The gender gap widens
The World Economic Forum’s Global Gender Gap Report 2020 - published in December 2019, just before the crisis - showed that the time it would take to reach gender parity had shortened from 108 years to 99.5.
This was in part due to greater political representation and the ‘role model effect’. But in the area of economic participation and opportunity, progress had actually regressed - with a massive 257 years before gender parity can be achieved.
The main reasons for this were that women have greater representation in roles being automated; not enough women are entering professions where wage growth is the most pronounced (including technology), and “women face the perennial problem of insufficient care infrastructure and access to capital”.
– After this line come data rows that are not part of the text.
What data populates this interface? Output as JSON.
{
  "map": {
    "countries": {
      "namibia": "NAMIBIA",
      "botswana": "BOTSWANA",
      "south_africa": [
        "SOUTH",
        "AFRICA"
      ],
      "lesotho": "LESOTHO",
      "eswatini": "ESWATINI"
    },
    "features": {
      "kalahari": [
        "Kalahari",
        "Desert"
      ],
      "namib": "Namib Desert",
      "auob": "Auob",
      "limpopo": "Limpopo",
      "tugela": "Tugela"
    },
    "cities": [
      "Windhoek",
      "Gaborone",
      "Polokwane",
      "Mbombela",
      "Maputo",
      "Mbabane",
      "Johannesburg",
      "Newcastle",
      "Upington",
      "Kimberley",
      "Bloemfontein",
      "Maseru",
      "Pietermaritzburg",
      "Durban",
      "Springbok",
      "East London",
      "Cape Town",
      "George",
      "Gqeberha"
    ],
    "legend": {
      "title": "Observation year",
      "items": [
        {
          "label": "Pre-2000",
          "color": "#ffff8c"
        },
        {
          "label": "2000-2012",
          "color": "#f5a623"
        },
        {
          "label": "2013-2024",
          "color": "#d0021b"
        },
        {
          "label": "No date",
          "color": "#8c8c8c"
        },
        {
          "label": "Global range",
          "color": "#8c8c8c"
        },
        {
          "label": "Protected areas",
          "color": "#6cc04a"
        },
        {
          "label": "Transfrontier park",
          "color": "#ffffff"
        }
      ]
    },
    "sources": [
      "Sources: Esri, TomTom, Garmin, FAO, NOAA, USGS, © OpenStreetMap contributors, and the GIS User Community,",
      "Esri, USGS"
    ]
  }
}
The pandemic recession will only make this worse. Most previous recessions have primarily impacted male employment as they’ve hit sectors that overwhelmingly employ men, such as construction and manufacturing.
The current recession - dubbed a ‘Shecession’ by C. Nicole Mason, president and chief executive of the Institute for Women’s Policy Research - has done the opposite.
Due to the impact of suspended education, lack of social provision and the comprehensive shut down of industries that proportionally employ more women - hospitality, catering, leisure, domestic labour - vast numbers of women have been unable to work.
Helping women back to work
In July 2020, the IMF warned that governments would have to react rapidly and decisively to counteract the economic damage that was disproportionately affecting women.
Kristalina Georgieva, the IMF’s Managing Director, wrote: “It is crucial that policymakers adopt measures to limit the scarring effects of the pandemic on women.”
In the short-term, these could include “extending income support to the vulnerable, preserving employment linkages, providing incentives to balance work and family care responsibilities, improving access to healthcare and family planning, and expanding support for small businesses and the self-employed”.
What is the World Economic Forum doing to manage emerging risks from COVID-19?
In the long-term, effective gender-responsive fiscal policies, such as investing in education and infrastructure, subsidizing childcare, and offering parental leave could “not only lift constraints on women’s economic empowerment, they are necessary to promote an inclusive post-COVID-19 recovery”.
And, as findings from the Global Gender Response Tracker show, the measures being taken now will only be effective if they are sustained over time and properly financed.
Further recommendations include treating gender-violence services as essential parts of COVID-19 plans and supporting female participation in leadership and decision-making with regard to COVID-19 response.